1. Field of the Invention
The present invention relates to a glass suitable for use as a disk for recording medium such as magnetic disk.
2. Description of the Related Art
In the field of magnetic disk, technical development is being made rapidly toward increasing the recording density and transfer rate. Nowadays, it is urgent to develop a high-speed disk for rapid transfer. Hence, there is a demand for a disk material with a high specific rigidity which will not vibrate during high-speed running. Conventional aluminum disks have a specific rigidity of 26.7 (Young's modulus [72 GPa] divided by density [2.7 g/cm.sup.3 ]). It is said that aluminum disks need more than twice that specific rigidity if they are to be used at high speeds of 10000 rpm. The only way to double the specific rigidity of aluminum disks is to combine aluminum with ceramics. This is not practical from the standpoint of production cost.
On the other hand, glass disks (2.5-inch in size) are attracting attention because it is easy to increase their specific rigidity. This object is achieved by heating glass at an adequate temperature, thereby causing a crystalline phase with a high Young's modulus to separate out. The resulting glass ceramic has a high Young's modulus. For example, Japanese Patent Laid-open Nos. 329440/1994, 111024/1996, and 221747/1996 disclose a process for causing lithium dioxide crystals and .alpha.-quartz crystals to separate out. And Japanese Patent Laid-open No. 77531/1998 discloses a process for causing spinal crystals to separate out, thereby increasing Young's modulus to 109-144 GPa and specific rigidity to 36-47.

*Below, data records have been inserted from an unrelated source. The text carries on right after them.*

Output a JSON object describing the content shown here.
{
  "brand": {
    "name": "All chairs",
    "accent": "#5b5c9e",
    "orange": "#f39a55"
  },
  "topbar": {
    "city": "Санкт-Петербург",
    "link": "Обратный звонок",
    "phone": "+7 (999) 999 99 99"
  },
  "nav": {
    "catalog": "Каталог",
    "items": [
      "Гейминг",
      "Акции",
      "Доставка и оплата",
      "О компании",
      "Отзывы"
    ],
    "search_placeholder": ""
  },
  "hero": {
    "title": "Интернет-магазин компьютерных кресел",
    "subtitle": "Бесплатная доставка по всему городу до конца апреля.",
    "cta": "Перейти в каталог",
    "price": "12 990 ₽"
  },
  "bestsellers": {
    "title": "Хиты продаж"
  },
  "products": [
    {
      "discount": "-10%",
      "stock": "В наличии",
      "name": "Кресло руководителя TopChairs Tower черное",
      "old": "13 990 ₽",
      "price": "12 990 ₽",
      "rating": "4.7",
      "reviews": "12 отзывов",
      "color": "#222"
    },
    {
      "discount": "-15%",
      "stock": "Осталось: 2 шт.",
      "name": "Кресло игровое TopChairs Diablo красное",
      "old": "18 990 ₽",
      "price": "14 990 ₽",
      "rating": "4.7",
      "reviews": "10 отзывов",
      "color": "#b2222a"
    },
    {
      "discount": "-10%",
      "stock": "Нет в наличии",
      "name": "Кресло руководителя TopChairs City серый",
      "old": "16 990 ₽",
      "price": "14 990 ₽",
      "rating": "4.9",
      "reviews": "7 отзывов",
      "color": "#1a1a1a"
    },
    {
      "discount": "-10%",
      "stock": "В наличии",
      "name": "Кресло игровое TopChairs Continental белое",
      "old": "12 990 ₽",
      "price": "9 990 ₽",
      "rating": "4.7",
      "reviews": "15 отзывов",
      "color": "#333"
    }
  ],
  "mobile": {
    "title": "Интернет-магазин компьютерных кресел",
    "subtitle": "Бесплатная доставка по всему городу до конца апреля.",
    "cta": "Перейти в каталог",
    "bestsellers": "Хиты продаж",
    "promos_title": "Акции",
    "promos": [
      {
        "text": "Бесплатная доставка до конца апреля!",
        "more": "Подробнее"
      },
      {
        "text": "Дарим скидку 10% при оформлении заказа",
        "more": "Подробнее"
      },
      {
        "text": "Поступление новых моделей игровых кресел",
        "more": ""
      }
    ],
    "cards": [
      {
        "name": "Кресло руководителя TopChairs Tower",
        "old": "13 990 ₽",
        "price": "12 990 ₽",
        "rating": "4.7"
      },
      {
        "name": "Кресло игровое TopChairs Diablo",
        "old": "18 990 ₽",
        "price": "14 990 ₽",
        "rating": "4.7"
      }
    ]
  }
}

The disadvantage of the disclosed technology is that crystallization increases the specific rigidity of glass but it also gives rise to a composite structure (composed of the hard crystalline phase and the soft glass phase). Such a composite structure produces minute steps at the time of polishing, making it difficult to obtain a super-mirror required of disks.

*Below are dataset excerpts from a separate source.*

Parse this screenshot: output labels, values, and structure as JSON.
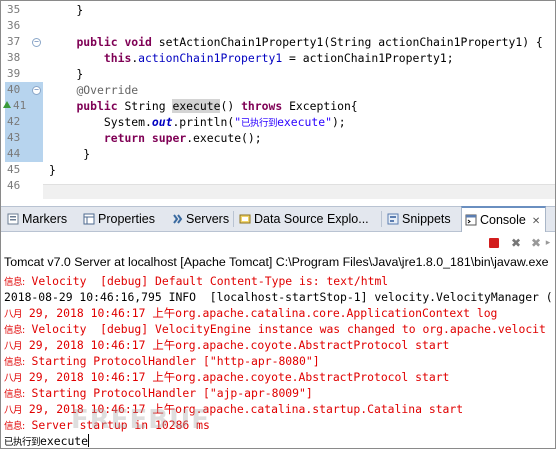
{
  "editor": {
    "lines": [
      {
        "num": "35",
        "text": "    }"
      },
      {
        "num": "36",
        "text": ""
      },
      {
        "num": "37",
        "text": "    public void setActionChain1Property1(String actionChain1Property1) {"
      },
      {
        "num": "38",
        "text": "        this.actionChain1Property1 = actionChain1Property1;"
      },
      {
        "num": "39",
        "text": "    }"
      },
      {
        "num": "40",
        "text": "    @Override"
      },
      {
        "num": "41",
        "text": "    public String execute() throws Exception{"
      },
      {
        "num": "42",
        "text": "        System.out.println(\"已执行到execute\");"
      },
      {
        "num": "43",
        "text": "        return super.execute();"
      },
      {
        "num": "44",
        "text": "     }"
      },
      {
        "num": "45",
        "text": "}"
      },
      {
        "num": "46",
        "text": ""
      }
    ]
  },
  "tabs": [
    {
      "label": "Markers",
      "icon": "markers-icon"
    },
    {
      "label": "Properties",
      "icon": "properties-icon"
    },
    {
      "label": "Servers",
      "icon": "servers-icon"
    },
    {
      "label": "Data Source Explo...",
      "icon": "data-source-icon"
    },
    {
      "label": "Snippets",
      "icon": "snippets-icon"
    },
    {
      "label": "Console",
      "icon": "console-icon"
    }
  ],
  "active_tab": "Console",
  "console": {
    "header": "Tomcat v7.0 Server at localhost [Apache Tomcat] C:\\Program Files\\Java\\jre1.8.0_181\\bin\\javaw.exe",
    "lines": [
      {
        "prefix": "信息:",
        "text": " Velocity  [debug] Default Content-Type is: text/html",
        "color": "red"
      },
      {
        "prefix": "",
        "text": "2018-08-29 10:46:16,795 INFO  [localhost-startStop-1] velocity.VelocityManager (",
        "color": "black"
      },
      {
        "prefix": "八月",
        "text": " 29, 2018 10:46:17 上午org.apache.catalina.core.ApplicationContext log",
        "color": "red"
      },
      {
        "prefix": "信息:",
        "text": " Velocity  [debug] VelocityEngine instance was changed to org.apache.velocit",
        "color": "red"
      },
      {
        "prefix": "八月",
        "text": " 29, 2018 10:46:17 上午org.apache.coyote.AbstractProtocol start",
        "color": "red"
      },
      {
        "prefix": "信息:",
        "text": " Starting ProtocolHandler [\"http-apr-8080\"]",
        "color": "red"
      },
      {
        "prefix": "八月",
        "text": " 29, 2018 10:46:17 上午org.apache.coyote.AbstractProtocol start",
        "color": "red"
      },
      {
        "prefix": "信息:",
        "text": " Starting ProtocolHandler [\"ajp-apr-8009\"]",
        "color": "red"
      },
      {
        "prefix": "八月",
        "text": " 29, 2018 10:46:17 上午org.apache.catalina.startup.Catalina start",
        "color": "red"
      },
      {
        "prefix": "信息:",
        "text": " Server startup in 10286 ms",
        "color": "red"
      },
      {
        "prefix": "已执行到",
        "text": "execute",
        "color": "black"
      }
    ]
  },
  "watermark": "FREEBUF",
  "colors": {
    "keyword": "#7f0055",
    "field": "#0000c0",
    "string": "#2a00ff",
    "annotation": "#646464",
    "error": "#e00000",
    "selection": "#b7d4ee"
  }
}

There is a way to increase the specific rigidity of glass per se by incorporation with a rare earth metal which improves Young's modulus of glass. The disadvantage of this technology is that incorporation with a rare earth metal increases not only Young's modulus but also specific gravity, with the result that the specific rigidity of glass does not increase as expected.
One way to increase Young's modulus without remarkably increasing the specific gravity of glass is to replace nitrogen with oxygen in glass, thereby producing oxynitride glass. Japanese Patent Laid-open No. 1327/1998 discloses using oxynitride glass as a disk substrate. It indicates in its example that the glass has an extremely high Young's modulus of 139-185 GPa and a comparatively low specific gravity of 2.9-3.4 g/cm.sup.3, with the specific rigidity being as high as 47-55. However, the composition disclosed in its example suggests that the glass contains nitrogen in such a large amount as to form inhomogeneous glass, with the glass partly crystallized. As in the case of glass ceramics mentioned above, such glass gives rise to steps at the time of polishing, making it difficult to obtain a super-mirror. Another disadvantage of glass with microcrystals which have separated out is a slow polishing rate. This leads to a high production cost because time required for fabrication accounts for a large portion of production cost, particularly in the case of mirror-finishing. Glass containing microcrystals increases in fracture toughness to such an extent that abrasive grains do not readily produce minute cracks during polishing. This is the reason why the polishing rate is extremely low in the case of inhomogeneous glass or crystallized glass containing microcrystals.